How you (or your students) can use stop-motion animation in your classroom

Photo by Sarah Nickerson

As enthusiasts of the combined power of animation and education, TED-Ed held a stop-motion animation station during breaks at TEDActive 2014. Using a fairly basic setup (iPad, tripod, black tablecloth, table, two lights and a stop motion app such as iStopmotion), TED-Ed animators Jeremiah Dickey and Biljana Labovic led attendees in creating their very own stop motion animations inspired by a growing library of TED-Ed Lessons. Here’s how they did it.

Photo by Sarah Nickerson

Photo by Sarah Nickerson

TEDActive attendees were able to utilize some props (letter magnets, cards, cutout images) to create a short animated message, using an animation technique called stop-motion. Moving the objects and letters, frame by frame, they created an illusion of movement. For many of the attendees, this was their first time trying animation, and they were surprised to find out how easy the process could be. With such a simple setup, stop-motion animations can be a great teaching tool for students and teachers alike.

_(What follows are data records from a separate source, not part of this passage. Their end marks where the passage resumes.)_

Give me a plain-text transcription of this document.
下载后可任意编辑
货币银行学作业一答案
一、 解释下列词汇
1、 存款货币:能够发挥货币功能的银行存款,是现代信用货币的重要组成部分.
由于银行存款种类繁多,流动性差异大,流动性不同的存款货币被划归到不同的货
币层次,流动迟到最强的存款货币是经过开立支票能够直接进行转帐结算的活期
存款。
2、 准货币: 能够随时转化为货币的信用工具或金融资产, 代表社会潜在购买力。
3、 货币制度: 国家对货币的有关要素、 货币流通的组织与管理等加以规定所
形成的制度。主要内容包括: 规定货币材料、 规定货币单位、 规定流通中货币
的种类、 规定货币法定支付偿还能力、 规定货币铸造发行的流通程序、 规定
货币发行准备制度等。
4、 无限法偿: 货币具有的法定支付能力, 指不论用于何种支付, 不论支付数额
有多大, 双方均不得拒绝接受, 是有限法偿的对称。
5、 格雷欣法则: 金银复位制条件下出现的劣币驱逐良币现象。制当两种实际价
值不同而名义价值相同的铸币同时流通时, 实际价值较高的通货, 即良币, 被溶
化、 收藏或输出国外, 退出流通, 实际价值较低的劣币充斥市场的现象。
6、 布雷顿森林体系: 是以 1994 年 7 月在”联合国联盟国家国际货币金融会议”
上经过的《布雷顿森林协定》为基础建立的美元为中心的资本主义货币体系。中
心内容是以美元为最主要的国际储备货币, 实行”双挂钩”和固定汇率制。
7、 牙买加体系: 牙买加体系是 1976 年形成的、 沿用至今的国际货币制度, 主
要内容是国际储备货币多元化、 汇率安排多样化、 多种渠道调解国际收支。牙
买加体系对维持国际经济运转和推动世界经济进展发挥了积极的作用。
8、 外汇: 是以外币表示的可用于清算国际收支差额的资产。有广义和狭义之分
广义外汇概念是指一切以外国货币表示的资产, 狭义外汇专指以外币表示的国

Some of the educators had immediate ideas about how they could implement these techniques as learning tools in their own classrooms, potentially assigning animation creation to their students for upcoming class projects.

Here is one creation that came out of the workshop:


  1. I’ve just recently developed in interest for learning stop motion. I’ve found some resources that might be of interest:

    A workshop plan for students: from the National Film Board of Canada

    An stop-motion app (in French and English)

  2. This is great! I’ve used so motion in my comm tech class before (the students used plasticine to mold figures), but I never thought to have a set up like this with the iPad and flat objects like magnets and cutouts. Will definitely try this!

  3. Gary Schwartz

    Stop-motion adds great possibilities to deepening the experience of educational subject in all disciplines.

  4. We loved this post, because stop-motion has great possibilities inside a classroom and you explain that it is posible for students no matter the age that it is possible.